Mayzent was approved by the U.S. Food and Drug Administration in March 2019 to treat adults with relapsing forms of MS, including clinically isolated syndrome, relapsing-remitting multiple sclerosis, and active secondary progressive multiple sclerosis.
Animal studies suggest that Mayzent can cause damage to a developing fetus. Anyone with the capacity to become pregnant should use effective birth control methods while on Mayzent and for 10 days after ceasing treatment.

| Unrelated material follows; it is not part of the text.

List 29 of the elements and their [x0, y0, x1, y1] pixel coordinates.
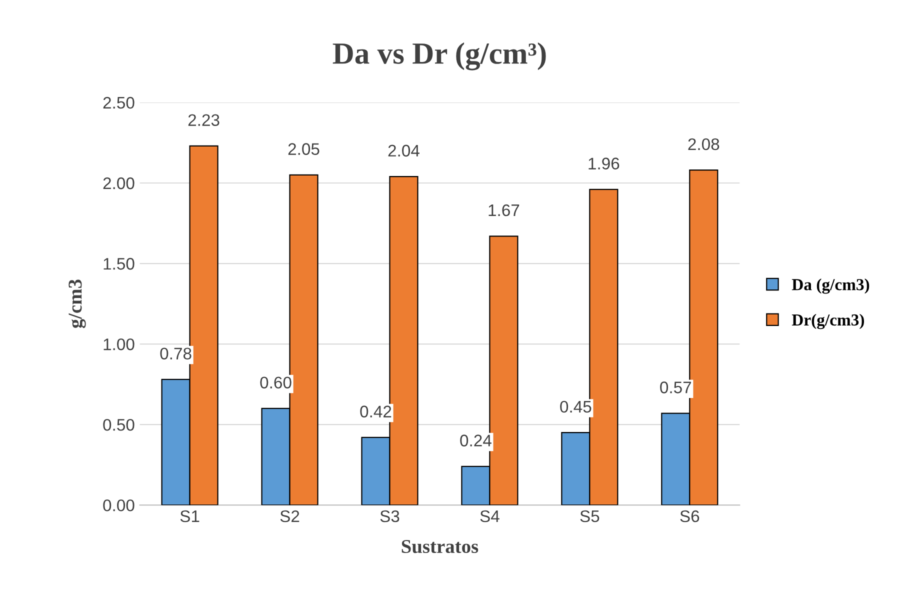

Interactions between alcohol and Mayzent have not been reported. However, both can cause damage to the liver, and alcohol is also known to interfere with some disease symptoms and medications. It is recommended that patients discuss safe alcohol use with their healthcare team.
Benefits may be seen by some patients as soon as six months after starting treatment. In the BOLD trial, which compared Mayzent against a placebo in people with relapsing-remitting multiple sclerosis, significant reductions in the number of brain lesions and in relapse frequency were observed in as little as six months. However, as each person may respond very differently to a given medication, patients should talk with their care team to understand how Mayzent could help in their specific case.
Neither hair loss nor weight gain has been reported in clinical trials as side effects of Mayzent. Patients are advised to speak with their healthcare provider if they experience any unusual symptoms while on the medication.